The crude Tanshinone VI used in the present investigation was obtained by extraction with ethanol-n-hexane (1:1, v/v) from S. miltiorrhiza Bunge. Preparative HSCCC with the two-phase solvent systems A composed of n-hexane-ethanol-water (10:5.5:4.5, v/v) and B composed of n-hexane-ethanol-water (10:7:3, v/v) was successfully performed in a stepwise elution yielding six relatively pure diterpenoids from 300 mg of the crude extract in a single run.
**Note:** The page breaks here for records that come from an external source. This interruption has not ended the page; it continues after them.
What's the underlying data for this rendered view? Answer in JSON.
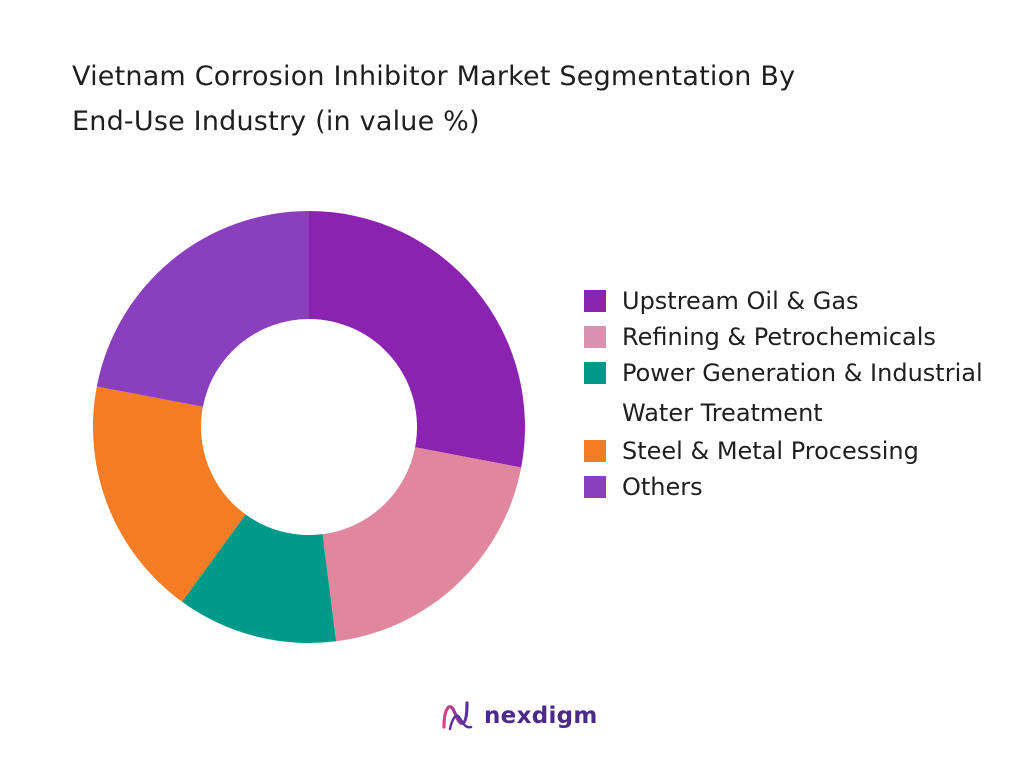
{
  "chart_data": {
    "type": "pie",
    "variant": "donut",
    "title_lines": [
      "Vietnam Corrosion Inhibitor Market Segmentation By",
      "End-Use Industry (in value %)"
    ],
    "categories": [
      "Upstream Oil & Gas",
      "Refining & Petrochemicals",
      "Power Generation & Industrial Water Treatment",
      "Steel & Metal Processing",
      "Others"
    ],
    "values": [
      28,
      20,
      12,
      18,
      22
    ],
    "slice_colors": [
      "#8b22b0",
      "#e0879e",
      "#009a8a",
      "#f47c24",
      "#8a3fbe"
    ],
    "legend_colors": [
      "#8b22b0",
      "#d892b0",
      "#009a8a",
      "#f47c24",
      "#8a3fbe"
    ],
    "legend_placement": "right"
  },
  "brand": {
    "name": "nexdigm",
    "icon": "nexdigm-logo-icon",
    "color": "#4a2a8a"
  }
}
To test the effect of Tanshinone VI on osteoclast differentiation we used a physiologic three-dimensional osteoblast/bone marrow model of cell co-culture.[16] Osteoclasts were identified in the mixed population derived from a murine co-culture model, developed using monocyte-macrophage cell line RAW 264.7 and osteoblast cell line type CRL 12257, that form mature osteoclasts within 4 days in absence of exogenous cytokines.[16] In order to examine viabilities of cells involved in co-culture model in response to Tanshinone VI, cells were treated with 10 ng/mL for 4 days with Tanshinone VI, according with previous works.[14,15] The effect of Tanshinone VI revealed a significant inhibitory effects on osteoclast differentiation (Figure 2 A–A1), demonstrated as an inhibitory effect on formation of TRAP-positive multinucleated osteoclasts (Figure 2, B–B1). In order to exclude this indirect effect, we used the culture condition under which osteoclasts are differentiated from bone marrow-derived macrophages in the presence of M-CSF plus RANKL without the support of osteoblast cells (data not shown). In this culture, the inhibitory effect of Tanshinone VI on osteoclastogenesis was also observed. With the aim to investigate the effect of Tanshinone VI on functionality of osteoclast, we have analyzed by immunohistochemistry the formation of the actin ring that is a pre-requisite for osteoclasts bone resorption.[16-18] Staining F-actin with phalloidin showed a ring structure in mature osteoclasts purified from control co-culture characterized by clear margin (Figure 2 C, yellow arrow). On the opposite, Tanshinone VI treatment affects the actin ring structure, resulting as a loose and fuzzy structure (Figure 2, C1).

Figure 2

Effects of Tanshinone VI (10 ng/mL) on osteoclast differentiation and maturation. A–A1. Phase contrast observation of cell untreated characterized by the presence of multinucleated cell (A) vs cells treated with Tanshinone VI that are characterized by undifferentiated mononuclear cells (A1). B–B1. Immunoenzymatic assay for TRAP reaction revealed that cell untreated (B) evidenced a consistent positivity to TRAP reaction in contrast to cell treated with Tanshinone VI (B1). C–C1. Immunocytochemical analysis of actin ring. Immunocytochemistry demonstrated that untreated cells are characterized by a functional actin ring (high functionality-yellow arrow) in contrast to its total absence on cells treated with Tanshinone VI. Scale bar 50 µm.

Looking at the expression of RANKL and NfκB, it was found that both significantly decreased in co-culture treated with Tanshinone VI in respect of vehicles (Figure, 3). These results suggest that Tanshinone VI may affect RANKL-induced signalling involved in osteoclastogenesis. Based on these data, we hypothesize that pharmacological suppression of NF-κB and RANKL induced by Tanshinone VI in vivo may be an effective approach to improve bone loss suppressing osteoclastic bone resorption.

Figure 3

Immunoblotting assay. Cells were pre-treated with Tanshinone VI (10ng/mL) for 4 days. After treatment protein was extracted and RANKL and NFKB proteins were determined by western blotting. The analysis revealed that Tanshinone VI reduced the NfκB induction and Expression of RANKL over all time periods (day 1, day 2, day 3, day 4) that are key factors in the osteoclastogenesis diffentiation and maturation.